Segunda-feira, 05 de Setembro de 2011         09h07        56
Mercado reduz pela quinta semana consecutiva estimativa de crescimento do PIB este ano
Agência Brasil/LD

A projeção de analistas do mercado financeiro para o crescimento da economia este ano caiu pela quinta semana seguida.
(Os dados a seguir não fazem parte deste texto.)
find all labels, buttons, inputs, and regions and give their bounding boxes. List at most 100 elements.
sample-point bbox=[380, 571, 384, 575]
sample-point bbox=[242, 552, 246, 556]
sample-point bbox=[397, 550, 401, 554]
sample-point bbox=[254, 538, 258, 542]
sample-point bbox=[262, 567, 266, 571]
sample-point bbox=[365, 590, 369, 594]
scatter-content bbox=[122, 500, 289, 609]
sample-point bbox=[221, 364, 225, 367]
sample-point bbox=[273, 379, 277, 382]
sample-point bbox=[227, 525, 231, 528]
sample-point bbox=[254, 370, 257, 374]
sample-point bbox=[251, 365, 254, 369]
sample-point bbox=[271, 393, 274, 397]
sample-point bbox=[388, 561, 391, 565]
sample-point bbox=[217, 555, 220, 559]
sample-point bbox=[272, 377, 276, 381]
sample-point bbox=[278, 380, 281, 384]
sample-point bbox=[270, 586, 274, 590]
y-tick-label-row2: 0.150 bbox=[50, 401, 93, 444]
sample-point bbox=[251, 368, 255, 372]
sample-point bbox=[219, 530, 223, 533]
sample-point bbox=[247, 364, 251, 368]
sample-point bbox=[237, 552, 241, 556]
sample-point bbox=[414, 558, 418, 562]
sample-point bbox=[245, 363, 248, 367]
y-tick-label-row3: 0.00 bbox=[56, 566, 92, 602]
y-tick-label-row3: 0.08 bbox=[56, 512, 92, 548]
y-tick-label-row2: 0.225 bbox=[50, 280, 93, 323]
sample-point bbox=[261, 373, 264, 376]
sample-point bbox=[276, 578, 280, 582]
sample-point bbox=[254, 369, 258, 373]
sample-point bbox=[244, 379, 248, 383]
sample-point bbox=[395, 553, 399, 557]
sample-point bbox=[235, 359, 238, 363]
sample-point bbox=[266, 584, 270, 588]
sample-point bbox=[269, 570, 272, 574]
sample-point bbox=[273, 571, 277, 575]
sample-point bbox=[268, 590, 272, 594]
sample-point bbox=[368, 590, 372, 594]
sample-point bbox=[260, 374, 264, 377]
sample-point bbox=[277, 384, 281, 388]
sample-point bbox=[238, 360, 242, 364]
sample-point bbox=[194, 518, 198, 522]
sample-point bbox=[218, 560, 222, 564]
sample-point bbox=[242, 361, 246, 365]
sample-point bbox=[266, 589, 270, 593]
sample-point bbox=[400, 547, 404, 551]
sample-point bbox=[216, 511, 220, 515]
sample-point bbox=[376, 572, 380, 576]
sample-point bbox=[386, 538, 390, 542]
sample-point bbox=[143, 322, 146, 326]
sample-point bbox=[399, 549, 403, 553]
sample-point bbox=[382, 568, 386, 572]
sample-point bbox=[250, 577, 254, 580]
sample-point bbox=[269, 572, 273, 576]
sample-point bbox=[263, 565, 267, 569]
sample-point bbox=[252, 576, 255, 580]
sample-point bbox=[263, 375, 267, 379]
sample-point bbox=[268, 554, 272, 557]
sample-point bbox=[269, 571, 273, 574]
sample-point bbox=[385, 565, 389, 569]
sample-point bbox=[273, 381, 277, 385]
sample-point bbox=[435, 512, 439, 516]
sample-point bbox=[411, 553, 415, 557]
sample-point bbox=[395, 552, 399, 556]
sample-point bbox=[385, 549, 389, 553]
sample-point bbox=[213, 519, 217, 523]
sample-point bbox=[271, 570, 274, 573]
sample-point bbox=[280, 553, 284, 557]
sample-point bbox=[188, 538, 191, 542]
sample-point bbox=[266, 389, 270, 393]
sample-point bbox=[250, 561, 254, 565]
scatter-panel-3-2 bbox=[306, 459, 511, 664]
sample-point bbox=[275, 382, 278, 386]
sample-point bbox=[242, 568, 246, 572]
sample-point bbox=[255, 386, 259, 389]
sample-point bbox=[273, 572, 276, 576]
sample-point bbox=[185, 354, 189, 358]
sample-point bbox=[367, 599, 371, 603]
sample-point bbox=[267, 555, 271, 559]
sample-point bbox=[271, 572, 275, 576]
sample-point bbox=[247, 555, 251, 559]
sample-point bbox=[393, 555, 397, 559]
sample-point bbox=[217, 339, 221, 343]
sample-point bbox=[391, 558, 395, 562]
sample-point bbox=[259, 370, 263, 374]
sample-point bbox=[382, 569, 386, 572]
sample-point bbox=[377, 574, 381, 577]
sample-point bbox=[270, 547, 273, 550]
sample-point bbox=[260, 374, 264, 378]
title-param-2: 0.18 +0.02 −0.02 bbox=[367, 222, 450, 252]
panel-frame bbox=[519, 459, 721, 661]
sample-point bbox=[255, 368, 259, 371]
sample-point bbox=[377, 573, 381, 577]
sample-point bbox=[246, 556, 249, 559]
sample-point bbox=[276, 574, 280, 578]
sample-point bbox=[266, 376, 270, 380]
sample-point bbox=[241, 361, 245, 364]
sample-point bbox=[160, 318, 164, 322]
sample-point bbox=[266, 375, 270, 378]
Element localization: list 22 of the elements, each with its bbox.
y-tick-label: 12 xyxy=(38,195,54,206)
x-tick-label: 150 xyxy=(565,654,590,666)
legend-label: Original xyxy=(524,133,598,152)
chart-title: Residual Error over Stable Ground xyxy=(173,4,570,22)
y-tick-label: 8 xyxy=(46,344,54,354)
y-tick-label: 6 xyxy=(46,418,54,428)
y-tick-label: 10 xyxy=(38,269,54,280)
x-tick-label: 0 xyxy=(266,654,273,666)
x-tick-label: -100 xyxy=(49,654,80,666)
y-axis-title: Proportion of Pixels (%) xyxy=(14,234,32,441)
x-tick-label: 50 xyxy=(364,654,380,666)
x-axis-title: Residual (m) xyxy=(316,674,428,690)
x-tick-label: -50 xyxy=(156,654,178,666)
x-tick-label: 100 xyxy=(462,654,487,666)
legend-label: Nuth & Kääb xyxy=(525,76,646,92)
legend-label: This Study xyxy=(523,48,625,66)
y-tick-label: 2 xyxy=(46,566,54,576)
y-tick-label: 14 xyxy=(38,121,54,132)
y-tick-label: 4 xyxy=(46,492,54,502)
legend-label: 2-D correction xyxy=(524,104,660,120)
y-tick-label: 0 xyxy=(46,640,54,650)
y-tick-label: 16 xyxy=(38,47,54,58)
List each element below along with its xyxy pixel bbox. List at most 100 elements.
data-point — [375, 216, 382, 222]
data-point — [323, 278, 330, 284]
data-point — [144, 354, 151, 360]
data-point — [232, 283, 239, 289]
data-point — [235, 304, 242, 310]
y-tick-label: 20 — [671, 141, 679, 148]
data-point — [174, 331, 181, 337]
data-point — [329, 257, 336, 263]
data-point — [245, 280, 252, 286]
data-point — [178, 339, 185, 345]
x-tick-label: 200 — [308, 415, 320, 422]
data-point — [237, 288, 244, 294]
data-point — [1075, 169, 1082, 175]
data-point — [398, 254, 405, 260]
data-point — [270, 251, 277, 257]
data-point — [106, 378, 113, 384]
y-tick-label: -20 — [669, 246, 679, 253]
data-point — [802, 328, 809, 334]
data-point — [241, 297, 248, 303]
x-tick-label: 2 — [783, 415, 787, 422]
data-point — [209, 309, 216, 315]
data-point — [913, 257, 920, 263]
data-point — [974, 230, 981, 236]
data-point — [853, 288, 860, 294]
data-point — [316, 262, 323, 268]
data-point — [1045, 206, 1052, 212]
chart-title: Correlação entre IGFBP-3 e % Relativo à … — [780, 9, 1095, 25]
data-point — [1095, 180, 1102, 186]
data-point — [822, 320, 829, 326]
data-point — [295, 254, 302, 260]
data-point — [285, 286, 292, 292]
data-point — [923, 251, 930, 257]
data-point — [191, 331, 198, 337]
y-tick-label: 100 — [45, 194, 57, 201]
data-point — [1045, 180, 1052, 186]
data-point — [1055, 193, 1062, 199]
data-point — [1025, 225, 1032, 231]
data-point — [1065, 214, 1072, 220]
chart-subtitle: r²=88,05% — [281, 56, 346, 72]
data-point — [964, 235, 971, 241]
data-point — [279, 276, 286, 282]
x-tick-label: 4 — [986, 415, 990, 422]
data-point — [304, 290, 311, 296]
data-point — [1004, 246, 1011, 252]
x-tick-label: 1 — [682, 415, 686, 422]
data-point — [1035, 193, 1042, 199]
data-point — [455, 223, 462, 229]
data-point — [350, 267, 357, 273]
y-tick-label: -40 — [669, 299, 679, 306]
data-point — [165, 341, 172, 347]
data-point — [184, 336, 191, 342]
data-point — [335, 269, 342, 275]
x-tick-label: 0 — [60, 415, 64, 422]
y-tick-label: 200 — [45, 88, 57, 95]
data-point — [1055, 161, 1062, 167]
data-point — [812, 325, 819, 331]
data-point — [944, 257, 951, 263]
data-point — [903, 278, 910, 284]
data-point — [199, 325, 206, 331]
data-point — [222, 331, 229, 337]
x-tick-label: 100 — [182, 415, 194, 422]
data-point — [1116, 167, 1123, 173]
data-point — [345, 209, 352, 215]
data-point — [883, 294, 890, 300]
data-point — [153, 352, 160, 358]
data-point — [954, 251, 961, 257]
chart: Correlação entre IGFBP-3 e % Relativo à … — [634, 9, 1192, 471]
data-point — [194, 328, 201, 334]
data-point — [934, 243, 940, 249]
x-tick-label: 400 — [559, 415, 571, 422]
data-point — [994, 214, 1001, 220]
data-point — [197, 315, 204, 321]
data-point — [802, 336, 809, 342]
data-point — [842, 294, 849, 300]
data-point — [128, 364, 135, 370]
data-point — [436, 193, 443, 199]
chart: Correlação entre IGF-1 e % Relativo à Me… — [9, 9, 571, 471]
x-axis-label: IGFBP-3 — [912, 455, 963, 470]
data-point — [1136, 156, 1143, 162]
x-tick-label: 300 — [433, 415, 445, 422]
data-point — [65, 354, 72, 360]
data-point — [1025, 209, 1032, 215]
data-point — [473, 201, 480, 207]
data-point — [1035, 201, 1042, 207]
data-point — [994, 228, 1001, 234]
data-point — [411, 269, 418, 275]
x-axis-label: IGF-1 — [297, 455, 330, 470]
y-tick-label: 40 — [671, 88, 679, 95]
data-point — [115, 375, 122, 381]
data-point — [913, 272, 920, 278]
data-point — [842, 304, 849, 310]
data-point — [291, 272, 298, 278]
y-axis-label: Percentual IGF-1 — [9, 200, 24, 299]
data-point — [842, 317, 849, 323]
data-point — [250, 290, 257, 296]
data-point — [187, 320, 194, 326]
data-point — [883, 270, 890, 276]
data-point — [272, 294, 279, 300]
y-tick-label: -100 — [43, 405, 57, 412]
A estimativa para a expansão do Produto Interno Bruto (PIB), soma de todos os bens e serviços produzidos no país, passou de 3,79% para 3,67%.

Para 2012, a estimativa foi reduzida pela segunda semana consecutiva, ao passar de 3,90% para 3,84%. As informações constam do boletim Focus, publicação semanal do Banco Central (BC), elaborada com base na expectativa dos analistas para os principais indicadores da economia.

Segundo dados do Instituto Brasileiro de Geografia e Estatística (IBGE) divulgados na última sexta-feira (2), o PIB alcançou R$ 1,02 trilhão no segundo trimestre. Na comparação com o trimestre anterior, houve crescimento de 0,8%.

Em relação ao mesmo período do ano passado, a economia cresceu 3,1% no segundo trimestre deste ano, a menor taxa desde o terceiro trimestre de 2009, quando houve uma queda de 1,8%.

A estimativa para o crescimento da produção industrial, neste ano, caiu de 2,96% para 2,63%. Para 2012, a projeção continua em 4,30%.

A projeção para a relação entre a dívida líquida do setor público e o PIB passou de 39,15% para 39,20%, em 2011, e permanece em 38%, no próximo ano.

A expectativa para a cotação do dólar foi mantida em R$ 1,60, ao fim de 2011, e em R$ 1,65, ao final de 2012. A previsão para o superávit comercial (saldo positivo de exportações menos importações) foi ajustada de US$ 22,90 bilhões para US$ 23 bilhões, este ano, e caiu de US$ 12,10 bilhões para US$ 11,60 bilhões, em 2012.

Para o déficit em transações correntes (registro das transações de compra e venda de mercadorias e serviços do Brasil com o exterior), a estimativa passou de US$ 57,93 bilhões para US$ 58,25 bilhões, em 2011, e de US$ 68,63 bilhões para US$ 68,51 bilhões, no próximo ano.

A expectativa para o investimento estrangeiro direto (recursos que vão para o setor produtivo do país) permanece em US$ 55 bilhões, este ano, e em US$ 50 bilhões, em 2012.